7] Oddly enough, and again and again, the folks most eager to deny any connection between Trump’s election and the rise of Nazism (and who deny it with the same illogical system of reasoning that made Nazism possible) are using the counter-narrative developed by the Nazis themselves. Like so many narratives, the truth of this one lies in that which its performance attempts to conceal: the story, as articulated by Hitler himself as early as 1919, was that the Party was not, itself, violent or racist, it merely reflected the spontaneously violent and racist mind of the Volk itself which, because it was the Volk, was justified in protecting itself from the murderous intention of others. One of the most common myths about the rise of the Nazis is the argument that Nazism first spread among the lower classes, when in fact it first prospered in academic milieux and the upper middle class. You know how desperate the fight for tenure gets...
8] Of course this form of falsification of social consciousness didn’t start with the Nazis, or end with them. Marx, in his 1869 introduction to the 18th Brumaire, fingers Proudhon who
for his part, seeks to represent the coup d'état as the result of an antecedent historical development. Inadvertently, however, his historical construction of the coup d'état becomes a historical apologia for its hero. Thus he falls into the error of our so-called objective historians.
The other day the New York Times has an editorial not much different from all the other stuff that’s circulating in the mainstream: it’s written by some two-bit business-school hustler, and argues that the real cause of Trump’s election isn’t corrupt businessmen small and large, it’s those people who most actively oppose corrupt businessmen—you know, the Jews and Commies.
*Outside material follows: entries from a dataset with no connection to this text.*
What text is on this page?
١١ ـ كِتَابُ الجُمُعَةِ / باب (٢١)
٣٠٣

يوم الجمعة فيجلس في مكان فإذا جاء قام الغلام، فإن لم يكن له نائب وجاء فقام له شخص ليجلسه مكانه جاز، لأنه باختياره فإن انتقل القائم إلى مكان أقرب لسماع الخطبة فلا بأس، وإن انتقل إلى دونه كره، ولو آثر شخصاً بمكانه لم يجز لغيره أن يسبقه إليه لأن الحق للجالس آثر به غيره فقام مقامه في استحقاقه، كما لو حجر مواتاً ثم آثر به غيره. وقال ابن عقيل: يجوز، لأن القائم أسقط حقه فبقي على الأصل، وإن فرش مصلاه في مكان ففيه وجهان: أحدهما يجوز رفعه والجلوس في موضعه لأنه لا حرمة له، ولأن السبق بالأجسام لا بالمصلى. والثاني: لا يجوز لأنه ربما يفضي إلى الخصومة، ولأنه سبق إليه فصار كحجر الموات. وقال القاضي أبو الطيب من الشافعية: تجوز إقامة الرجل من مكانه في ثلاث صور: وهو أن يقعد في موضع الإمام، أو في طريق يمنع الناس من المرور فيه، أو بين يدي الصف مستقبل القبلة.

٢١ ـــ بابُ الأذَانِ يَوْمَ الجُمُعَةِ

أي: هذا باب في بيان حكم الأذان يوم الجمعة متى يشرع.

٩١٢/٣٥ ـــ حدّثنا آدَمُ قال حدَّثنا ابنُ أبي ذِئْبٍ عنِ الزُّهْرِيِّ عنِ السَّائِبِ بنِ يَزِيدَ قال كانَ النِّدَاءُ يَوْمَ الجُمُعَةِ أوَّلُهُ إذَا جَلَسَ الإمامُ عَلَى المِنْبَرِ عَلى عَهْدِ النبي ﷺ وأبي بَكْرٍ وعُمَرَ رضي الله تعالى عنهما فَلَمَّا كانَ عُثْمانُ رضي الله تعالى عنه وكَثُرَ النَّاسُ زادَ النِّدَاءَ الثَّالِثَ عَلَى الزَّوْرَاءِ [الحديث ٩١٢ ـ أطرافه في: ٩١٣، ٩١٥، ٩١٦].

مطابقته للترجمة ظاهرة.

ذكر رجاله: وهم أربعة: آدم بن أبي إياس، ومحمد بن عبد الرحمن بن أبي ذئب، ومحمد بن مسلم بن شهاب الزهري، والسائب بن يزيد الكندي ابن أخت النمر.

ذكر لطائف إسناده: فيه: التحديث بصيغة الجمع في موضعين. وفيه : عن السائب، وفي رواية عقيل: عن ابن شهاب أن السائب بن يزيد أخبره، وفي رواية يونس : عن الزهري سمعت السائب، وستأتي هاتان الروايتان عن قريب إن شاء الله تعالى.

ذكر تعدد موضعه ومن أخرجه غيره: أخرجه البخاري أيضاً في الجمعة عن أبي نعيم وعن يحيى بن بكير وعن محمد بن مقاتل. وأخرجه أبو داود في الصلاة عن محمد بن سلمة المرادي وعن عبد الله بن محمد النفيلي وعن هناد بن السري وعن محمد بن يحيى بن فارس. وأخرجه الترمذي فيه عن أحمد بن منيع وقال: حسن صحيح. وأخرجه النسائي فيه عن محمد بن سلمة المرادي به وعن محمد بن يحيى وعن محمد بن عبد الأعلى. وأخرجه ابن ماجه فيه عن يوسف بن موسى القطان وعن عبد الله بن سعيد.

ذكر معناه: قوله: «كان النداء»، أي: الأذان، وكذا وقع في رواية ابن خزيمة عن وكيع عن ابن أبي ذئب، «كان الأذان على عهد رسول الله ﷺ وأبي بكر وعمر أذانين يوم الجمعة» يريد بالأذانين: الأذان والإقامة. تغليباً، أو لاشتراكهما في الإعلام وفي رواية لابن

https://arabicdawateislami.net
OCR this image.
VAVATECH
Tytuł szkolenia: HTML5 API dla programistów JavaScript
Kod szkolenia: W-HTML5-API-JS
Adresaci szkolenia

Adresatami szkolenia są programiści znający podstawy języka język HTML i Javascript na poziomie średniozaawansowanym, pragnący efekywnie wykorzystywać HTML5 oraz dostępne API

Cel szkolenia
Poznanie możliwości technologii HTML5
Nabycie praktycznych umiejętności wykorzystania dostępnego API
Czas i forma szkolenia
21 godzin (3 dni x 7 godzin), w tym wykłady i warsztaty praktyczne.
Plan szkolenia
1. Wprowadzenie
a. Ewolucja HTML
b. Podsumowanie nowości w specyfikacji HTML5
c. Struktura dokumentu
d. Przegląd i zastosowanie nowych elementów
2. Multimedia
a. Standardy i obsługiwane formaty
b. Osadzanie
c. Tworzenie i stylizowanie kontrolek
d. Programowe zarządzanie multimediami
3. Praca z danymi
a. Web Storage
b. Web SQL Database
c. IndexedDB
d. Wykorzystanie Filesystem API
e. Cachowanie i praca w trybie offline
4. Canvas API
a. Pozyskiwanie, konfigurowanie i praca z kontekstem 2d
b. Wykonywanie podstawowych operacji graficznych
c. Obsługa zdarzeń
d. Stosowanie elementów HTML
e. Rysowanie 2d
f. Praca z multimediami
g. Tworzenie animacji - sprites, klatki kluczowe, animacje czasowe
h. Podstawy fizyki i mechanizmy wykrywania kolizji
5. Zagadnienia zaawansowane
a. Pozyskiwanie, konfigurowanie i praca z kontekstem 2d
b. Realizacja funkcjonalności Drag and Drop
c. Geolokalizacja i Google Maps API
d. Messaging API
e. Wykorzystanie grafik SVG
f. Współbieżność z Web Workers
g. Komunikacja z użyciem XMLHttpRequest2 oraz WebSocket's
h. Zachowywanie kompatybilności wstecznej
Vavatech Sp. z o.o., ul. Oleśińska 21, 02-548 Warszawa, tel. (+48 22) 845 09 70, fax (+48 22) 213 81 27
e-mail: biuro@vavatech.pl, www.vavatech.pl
Today the Times (again) explains that those who are too stressed by Trump's election turn to yoga, but what if those who turn to yoga are the ones who voted Trump in? This kind of talk deflects attention from the real undertows of the recent election: “how the class struggle […] created circumstances and relationships that made it possible for a grotesque mediocrity to play a hero's part,” as Charlie put it—the massive voting fraud in both parties, or the fact that the respective performances of both major presidential candidates merely offered divergent models of the same role, the Boss. While it’s possible a fair number of the working and not-working poor connected with Trump’s “You’re fired” attitude, it’s far more likely that the true Trump voter is the boss, the entrepreneur, the local official. Trump’s talk is not the talk of the lower class, it’s the talk of middle managers, petty bureaucrats and small businessmen, not the fired but those who do the firing. This is also true of Norbert Hofer, the Austrian Trump; it's true of France, and England.
This is your story, Sheherazade, you must tell it ‘til the morning comes. The narcissistic housewife; the two-bit businessman; the privileged kid who just won’t grasp that he’s no better than the black kid sitting next to him: these are the ones who need to have their noses rubbed in their own caca. Which Muse do I invoke? Twerpsichore? Lie-o?